Kadis DPPKAD Kembali Mangkir – Berita Kota Kendari
Kasuistika

Kadis DPPKAD Kembali Mangkir

foto-kajari-muna-badrut-tamam

Badrut Tamam

RAHA, BKK – Kejaksaan Negeri Raha membenarkan Kepala Dinas Pendapatan, Pengelola Keuangan Dan Aset Daerah (DPPKAD) Muna, Ratna Ningsih kembali tidak memenuhi panggilan Kejari, Selasa (15/11) kemarin. Padahal ini sudah panggilan kedua.

Kepala Seksi Intelejen Kejari Muna, La Ode Abdul Sofian mengatakan, pihaknya masih memberi kesempatan kepada Ratna dengan pemanggilan ketiga. “Panggilan ketiga merupakan pemanggilan terakhir. Kita berharap beliau koperatif dan sudah bisa datang,” katanya.

Sofian mengatakan, Ratna sedianya akan dimintai keterangan mengenai penggunaan Dana Alokasi Khusus tahun anggaran 2015 – 2016 senilai Rp 200 miliar. Keterangan Ratna sangat penting mengingat posisinya sebagai Kadis PPKAD Muna.
Selain Ratna, Kejari juga telah meminta keterangan dari Kepala Badan Perencanaan Pembangunan Muna, Ir H Syahrir. Bahkan, lanjut Sofian, pihaknya berencana akan memanggil sejumlah kepala dinas yang mengelola DAK 2015 – 2016.

Sejauh ini, Kejari Muna menemukan adanya indikasi pelanggaran pengelolaan DAK lantaran sejumlah proyek dikerjakan menyeberang tahun atau sudah melewati masa penganggarannya. Tetapi Kejari belum mau terbuka proyek apa saja yang masuk dalam bidikannya.

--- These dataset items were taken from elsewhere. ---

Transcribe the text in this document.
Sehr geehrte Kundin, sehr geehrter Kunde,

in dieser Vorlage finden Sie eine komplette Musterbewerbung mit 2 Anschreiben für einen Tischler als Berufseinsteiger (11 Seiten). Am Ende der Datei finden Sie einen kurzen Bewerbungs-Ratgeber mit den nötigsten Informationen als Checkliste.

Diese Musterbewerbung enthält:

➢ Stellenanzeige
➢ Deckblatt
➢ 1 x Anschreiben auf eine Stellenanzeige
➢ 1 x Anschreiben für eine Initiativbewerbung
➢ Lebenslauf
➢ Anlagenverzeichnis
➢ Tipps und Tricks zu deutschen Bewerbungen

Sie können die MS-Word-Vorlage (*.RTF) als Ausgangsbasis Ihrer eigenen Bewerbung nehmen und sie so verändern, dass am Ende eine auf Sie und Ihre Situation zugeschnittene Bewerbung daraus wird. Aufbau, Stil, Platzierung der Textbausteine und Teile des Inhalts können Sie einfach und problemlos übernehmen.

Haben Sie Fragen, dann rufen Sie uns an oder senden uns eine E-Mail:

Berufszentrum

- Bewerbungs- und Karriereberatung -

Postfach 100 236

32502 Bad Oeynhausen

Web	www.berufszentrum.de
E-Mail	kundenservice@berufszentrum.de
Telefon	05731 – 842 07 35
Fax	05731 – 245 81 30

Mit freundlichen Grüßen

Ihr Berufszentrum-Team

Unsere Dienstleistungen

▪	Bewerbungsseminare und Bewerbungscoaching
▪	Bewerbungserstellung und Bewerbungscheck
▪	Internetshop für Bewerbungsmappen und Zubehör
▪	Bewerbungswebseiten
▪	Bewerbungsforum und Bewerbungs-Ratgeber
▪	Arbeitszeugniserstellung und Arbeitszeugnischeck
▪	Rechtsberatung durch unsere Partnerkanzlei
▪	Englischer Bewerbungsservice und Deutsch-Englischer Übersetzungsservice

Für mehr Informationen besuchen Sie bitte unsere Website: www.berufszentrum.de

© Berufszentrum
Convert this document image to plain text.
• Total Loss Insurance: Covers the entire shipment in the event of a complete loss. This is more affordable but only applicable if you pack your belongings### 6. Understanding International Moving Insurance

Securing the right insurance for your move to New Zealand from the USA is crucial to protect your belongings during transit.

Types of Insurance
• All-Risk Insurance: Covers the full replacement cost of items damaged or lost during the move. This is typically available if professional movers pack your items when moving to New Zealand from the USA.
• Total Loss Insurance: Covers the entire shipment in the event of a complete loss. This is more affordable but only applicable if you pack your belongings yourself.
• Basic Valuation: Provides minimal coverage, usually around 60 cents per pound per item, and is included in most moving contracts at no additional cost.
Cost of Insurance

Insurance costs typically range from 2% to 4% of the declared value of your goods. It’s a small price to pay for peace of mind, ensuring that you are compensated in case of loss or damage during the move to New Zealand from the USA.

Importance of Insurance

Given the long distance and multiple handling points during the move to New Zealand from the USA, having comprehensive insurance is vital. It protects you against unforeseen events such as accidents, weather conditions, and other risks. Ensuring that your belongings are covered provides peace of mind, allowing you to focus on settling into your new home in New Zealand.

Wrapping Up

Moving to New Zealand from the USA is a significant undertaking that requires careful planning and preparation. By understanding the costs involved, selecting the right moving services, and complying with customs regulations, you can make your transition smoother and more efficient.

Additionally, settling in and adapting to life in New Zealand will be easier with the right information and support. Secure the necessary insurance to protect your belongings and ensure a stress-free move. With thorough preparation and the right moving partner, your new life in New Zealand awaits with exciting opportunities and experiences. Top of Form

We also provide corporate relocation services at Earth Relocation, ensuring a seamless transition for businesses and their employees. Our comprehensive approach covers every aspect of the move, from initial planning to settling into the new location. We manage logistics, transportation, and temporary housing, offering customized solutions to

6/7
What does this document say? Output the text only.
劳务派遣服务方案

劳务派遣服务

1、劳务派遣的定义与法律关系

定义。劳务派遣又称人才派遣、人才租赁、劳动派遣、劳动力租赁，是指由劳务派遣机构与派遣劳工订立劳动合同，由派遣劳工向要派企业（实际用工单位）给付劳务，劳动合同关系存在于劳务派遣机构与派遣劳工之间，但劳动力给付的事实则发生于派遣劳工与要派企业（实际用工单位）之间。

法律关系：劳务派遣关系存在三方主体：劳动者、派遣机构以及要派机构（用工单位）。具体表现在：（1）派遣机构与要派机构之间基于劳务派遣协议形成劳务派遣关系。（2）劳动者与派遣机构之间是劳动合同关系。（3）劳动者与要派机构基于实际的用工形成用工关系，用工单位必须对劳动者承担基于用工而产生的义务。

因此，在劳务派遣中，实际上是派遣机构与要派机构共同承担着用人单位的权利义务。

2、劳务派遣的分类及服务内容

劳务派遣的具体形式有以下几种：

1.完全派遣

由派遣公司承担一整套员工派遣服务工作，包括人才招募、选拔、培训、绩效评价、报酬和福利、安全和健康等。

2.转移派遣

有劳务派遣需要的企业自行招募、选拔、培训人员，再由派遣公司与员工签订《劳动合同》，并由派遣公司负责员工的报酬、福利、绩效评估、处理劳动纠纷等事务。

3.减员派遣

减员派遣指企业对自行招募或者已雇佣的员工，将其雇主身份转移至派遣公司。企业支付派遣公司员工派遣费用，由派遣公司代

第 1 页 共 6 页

Yang jelas, penggunaan DAK ini berlangsung di masa transisi kepemimpinan dr H LM Baharuddin dan Zayat Kaimoeddin. “Kita belum rincikan total dana DAK-nya, tapi sekitar Rp 200 M. Ada DAK tambahan waktu itu sejumlah Rp 110 miliar, dan yang dicairkan sekitar Rp 80 miliar. Proyek-proyek DAK ini terindikasi dikerjakan menyeberang tahun anggraan,” papar Sofian.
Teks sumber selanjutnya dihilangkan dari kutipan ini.